1.21.2009

the beginning.

i'm playing with several different stories right now, each pretty different from the next. they're all only finished up through their introductions and i'm having a hell of a time getting past that point. i just arrive there and...nothing else after that. hopefully i'll get the energy to actually make a concerted effort at some of this stuff.
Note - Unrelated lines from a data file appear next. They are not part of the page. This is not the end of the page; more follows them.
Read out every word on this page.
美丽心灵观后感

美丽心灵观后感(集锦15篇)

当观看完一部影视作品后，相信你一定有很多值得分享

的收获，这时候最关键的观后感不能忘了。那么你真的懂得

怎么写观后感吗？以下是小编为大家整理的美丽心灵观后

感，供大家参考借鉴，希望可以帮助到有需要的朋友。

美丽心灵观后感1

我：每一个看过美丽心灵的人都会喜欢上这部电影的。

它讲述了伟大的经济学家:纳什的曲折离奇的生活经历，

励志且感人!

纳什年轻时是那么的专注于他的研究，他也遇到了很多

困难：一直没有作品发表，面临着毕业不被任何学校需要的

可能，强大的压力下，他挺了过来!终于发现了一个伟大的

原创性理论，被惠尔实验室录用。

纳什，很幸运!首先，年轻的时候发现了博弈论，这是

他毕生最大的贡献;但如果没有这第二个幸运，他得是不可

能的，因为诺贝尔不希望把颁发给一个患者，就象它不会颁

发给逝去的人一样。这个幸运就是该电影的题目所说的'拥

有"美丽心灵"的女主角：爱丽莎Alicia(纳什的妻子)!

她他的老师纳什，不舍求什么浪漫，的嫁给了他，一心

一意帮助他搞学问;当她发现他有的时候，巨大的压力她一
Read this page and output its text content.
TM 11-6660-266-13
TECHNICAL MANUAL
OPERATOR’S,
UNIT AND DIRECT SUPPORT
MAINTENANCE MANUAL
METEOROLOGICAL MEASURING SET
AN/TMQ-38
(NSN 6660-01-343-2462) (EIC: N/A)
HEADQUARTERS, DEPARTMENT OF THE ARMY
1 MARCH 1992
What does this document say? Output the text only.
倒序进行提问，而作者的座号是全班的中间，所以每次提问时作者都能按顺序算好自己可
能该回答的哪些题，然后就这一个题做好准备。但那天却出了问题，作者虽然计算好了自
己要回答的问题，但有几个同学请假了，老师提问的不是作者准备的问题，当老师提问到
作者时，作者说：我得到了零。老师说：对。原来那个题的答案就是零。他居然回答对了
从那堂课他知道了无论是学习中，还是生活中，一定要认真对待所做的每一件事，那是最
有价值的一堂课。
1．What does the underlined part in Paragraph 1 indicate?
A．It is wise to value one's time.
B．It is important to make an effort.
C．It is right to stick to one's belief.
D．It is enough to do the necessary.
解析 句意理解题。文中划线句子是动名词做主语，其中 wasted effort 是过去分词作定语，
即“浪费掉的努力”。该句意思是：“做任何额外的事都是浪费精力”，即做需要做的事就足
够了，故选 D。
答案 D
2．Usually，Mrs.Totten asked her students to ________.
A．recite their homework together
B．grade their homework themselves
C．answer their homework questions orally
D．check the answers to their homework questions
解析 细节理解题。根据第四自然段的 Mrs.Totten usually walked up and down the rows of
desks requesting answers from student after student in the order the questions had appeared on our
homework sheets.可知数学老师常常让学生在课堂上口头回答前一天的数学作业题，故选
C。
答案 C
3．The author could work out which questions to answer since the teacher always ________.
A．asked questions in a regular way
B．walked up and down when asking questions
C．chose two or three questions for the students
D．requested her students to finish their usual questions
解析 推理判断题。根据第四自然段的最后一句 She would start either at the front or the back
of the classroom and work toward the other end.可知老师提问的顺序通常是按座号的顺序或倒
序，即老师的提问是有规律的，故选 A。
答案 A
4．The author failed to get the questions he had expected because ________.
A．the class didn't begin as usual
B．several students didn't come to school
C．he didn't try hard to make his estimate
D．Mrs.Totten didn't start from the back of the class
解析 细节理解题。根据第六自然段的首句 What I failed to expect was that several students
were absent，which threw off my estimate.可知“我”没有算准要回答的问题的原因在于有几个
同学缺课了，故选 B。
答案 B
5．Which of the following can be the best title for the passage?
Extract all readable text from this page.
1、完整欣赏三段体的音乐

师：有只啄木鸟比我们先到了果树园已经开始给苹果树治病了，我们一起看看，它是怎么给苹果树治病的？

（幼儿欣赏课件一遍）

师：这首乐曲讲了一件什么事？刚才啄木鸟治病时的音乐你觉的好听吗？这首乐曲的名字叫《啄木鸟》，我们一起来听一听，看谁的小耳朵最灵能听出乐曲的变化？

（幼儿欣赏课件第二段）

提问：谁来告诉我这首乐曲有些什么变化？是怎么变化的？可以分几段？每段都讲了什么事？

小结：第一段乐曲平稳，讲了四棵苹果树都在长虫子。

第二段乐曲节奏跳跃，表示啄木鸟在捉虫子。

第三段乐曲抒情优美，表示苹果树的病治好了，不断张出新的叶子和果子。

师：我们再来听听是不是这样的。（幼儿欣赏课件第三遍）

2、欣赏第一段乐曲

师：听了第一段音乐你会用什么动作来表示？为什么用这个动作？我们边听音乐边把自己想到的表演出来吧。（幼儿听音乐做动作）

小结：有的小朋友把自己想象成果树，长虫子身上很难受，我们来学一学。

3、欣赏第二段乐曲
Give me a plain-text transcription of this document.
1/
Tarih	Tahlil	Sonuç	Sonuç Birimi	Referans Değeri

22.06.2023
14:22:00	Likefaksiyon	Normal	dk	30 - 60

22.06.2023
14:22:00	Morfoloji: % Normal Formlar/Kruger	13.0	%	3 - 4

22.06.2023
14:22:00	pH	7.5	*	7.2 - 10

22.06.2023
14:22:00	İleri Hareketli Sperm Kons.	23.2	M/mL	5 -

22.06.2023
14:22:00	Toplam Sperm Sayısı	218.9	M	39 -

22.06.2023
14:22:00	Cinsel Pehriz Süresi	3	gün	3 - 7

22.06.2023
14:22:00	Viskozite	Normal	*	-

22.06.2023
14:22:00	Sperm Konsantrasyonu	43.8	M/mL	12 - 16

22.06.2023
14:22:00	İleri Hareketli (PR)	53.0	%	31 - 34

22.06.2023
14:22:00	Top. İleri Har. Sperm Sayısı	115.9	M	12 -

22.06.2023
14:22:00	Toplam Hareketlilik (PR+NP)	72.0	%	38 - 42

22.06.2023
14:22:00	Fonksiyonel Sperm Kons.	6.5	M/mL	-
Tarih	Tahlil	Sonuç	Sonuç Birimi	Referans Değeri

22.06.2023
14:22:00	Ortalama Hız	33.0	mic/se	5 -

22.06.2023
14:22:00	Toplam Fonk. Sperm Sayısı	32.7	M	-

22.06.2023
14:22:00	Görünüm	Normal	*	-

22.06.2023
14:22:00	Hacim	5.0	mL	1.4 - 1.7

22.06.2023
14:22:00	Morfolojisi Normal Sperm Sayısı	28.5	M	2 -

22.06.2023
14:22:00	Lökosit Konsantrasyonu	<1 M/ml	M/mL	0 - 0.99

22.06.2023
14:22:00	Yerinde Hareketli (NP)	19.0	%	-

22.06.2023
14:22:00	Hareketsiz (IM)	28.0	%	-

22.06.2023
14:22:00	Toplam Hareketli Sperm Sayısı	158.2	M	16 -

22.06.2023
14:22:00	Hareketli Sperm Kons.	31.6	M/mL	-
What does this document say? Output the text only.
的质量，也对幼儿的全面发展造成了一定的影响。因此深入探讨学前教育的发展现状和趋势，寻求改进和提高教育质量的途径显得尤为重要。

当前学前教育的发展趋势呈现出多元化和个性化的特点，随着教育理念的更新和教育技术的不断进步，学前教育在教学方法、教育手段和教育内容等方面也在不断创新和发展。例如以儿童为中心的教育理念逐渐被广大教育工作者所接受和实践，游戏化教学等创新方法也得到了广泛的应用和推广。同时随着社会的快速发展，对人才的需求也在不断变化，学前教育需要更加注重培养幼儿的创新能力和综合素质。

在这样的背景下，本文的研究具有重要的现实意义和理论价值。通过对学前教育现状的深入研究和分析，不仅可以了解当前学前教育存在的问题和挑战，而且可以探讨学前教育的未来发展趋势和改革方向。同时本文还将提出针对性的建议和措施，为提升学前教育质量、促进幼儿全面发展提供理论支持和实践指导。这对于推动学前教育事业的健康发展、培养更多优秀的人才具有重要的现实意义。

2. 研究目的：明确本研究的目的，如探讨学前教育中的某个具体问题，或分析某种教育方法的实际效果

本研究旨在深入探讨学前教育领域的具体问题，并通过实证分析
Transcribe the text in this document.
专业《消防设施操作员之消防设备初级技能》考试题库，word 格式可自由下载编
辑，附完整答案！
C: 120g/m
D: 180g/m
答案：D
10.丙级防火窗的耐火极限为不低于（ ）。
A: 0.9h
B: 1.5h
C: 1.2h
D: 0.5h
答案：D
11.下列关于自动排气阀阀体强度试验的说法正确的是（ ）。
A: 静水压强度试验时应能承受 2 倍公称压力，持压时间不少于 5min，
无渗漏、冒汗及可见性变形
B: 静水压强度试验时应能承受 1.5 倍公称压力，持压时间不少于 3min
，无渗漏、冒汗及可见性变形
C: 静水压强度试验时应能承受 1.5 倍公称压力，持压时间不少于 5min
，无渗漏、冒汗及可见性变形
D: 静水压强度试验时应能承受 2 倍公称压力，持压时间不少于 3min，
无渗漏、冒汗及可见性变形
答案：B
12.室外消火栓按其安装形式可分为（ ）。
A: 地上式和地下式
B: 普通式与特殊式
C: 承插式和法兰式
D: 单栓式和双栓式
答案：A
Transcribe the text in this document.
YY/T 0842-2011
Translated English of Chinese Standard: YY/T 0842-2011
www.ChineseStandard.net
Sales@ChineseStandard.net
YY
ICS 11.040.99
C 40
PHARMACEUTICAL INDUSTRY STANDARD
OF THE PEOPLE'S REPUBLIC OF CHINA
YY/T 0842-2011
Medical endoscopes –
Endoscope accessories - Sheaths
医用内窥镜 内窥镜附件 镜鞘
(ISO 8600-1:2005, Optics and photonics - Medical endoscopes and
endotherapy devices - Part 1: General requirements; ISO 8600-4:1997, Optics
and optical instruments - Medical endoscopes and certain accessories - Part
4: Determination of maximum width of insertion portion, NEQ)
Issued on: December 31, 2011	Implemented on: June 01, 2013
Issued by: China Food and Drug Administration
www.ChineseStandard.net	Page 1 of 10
There was a smashing and crashing. Loud crunches erupted from the treeline and birds long extinct were rudely excavated from their still nests. Unborn chicks in unhatched eggs lay exposed, swaddled in sprigs and shoots. Bugs on the ground, now fossils, burrowed to avoid the shaking and snapping of twigs. Something looking not entirely unlike an aardvark slothed away, rolling its big eyes in its big head that had nothing much else in it (save the big eyes, of course). Monkey-type critters howled and leaped from trunk to trunk, avoiding the daily routine of not getting killed by something big. Green leaves were turned to paste and branches crumpled under forces rivaling most modern day hydraulics. Brontosaurus lifted his head above the canopy, chewing a mouthful of leaves, each larger than it ought to be. How come nobody ever wants to stay for dinner? He picked up his tail and plodded to another tree some distance away. What else was there to do but be selective about your eating? His feet made imprints that would last longer than him. They would last another several thousand years. Until the comet came, even. Until no piece of dust or dirt or bone or plant or shell was left unmoved or unburned. His feet sank heavy into the soil, pressing his presence into the world as a great author does with their opus. Maybe nobody will read it in years to come but that’s not the point. His close footprints reveal a creature not in a rush, a relaxed being content with finding just the best leaf. But nobody would be around to see his footprints and know the importance of them: know that a living thing made them, an animal with warm blood and bones. They would all get burned away, but not until he was gone. But Brontosaurus didn’t think about this. In fact it didn’t even occur to him that his footprints meant anything. Well, to be totally fair, he didn’t know he made footprints. He just was.